What should the media and consumers of media do?

“In an environment so polarized, fact-checking is ineffective anyway,” Yousman said. You are never going to persuade someone to a viewpoint he or she doesn’t want, he added, noting for example that many people think Anthony Fauci, M.D., the controversial former director of the National Institute of Allergy and Infectious Diseases (NIAID), lied to them about Covid, not accounting for the rapidly changing scenario of the novel coronavirus and scientific research in general.

“The upshot is simple fact-checking is not the solution. More effective is media literacy education mandated in the elementary schools.”

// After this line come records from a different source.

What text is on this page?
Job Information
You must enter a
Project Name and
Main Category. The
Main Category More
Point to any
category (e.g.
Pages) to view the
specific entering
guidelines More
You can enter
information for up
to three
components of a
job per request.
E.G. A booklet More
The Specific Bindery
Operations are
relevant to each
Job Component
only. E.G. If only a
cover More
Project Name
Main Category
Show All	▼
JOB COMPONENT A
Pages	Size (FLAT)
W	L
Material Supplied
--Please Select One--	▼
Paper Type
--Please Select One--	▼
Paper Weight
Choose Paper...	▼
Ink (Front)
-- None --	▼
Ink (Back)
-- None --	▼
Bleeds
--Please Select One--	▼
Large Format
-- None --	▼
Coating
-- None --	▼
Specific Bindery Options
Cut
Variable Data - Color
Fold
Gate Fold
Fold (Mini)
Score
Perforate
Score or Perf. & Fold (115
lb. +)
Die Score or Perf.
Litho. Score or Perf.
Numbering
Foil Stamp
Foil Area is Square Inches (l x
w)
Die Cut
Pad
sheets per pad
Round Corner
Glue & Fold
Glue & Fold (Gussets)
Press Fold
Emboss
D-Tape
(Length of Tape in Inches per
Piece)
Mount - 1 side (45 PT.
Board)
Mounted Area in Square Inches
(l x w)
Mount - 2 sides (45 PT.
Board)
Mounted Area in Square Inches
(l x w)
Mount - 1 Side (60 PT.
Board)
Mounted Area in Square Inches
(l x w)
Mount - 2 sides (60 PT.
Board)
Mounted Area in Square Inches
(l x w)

Yousman said he realizes that he speaks from a prejudiced viewpoint when it comes to the subject he teaches. But it is critical in a country where the average American reads at a seventh- to eighth-grade level to start at a young age to develop nuanced, critical thinking skills. Of course, the people against social media guardrails are also the ones who are apt to oppose media literacy, he said.

Nonetheless, Yousman added, “we need a social transformation. We need to deal with underlying causes of disinformation, which include conditions of inequality.”

Meanwhile, local news organizations – which Americans still value in the shift to digital consumption –  must keep plugging away.

“Journalists have to fight against the headwinds,” Yousman said.

Titian’s “Sisyphus” (1548-49, oil on canvas), Museo del Prado.

He likened them to Sisyphus, the Greek mythological figure forced in Hades to roll an immense boulder up a hill that fell back down as it reached the top, requiring Sisyphus to try again and again for all eternity.

For the next four years and beyond, Yousman said, journalists are going to have to keep making that climb.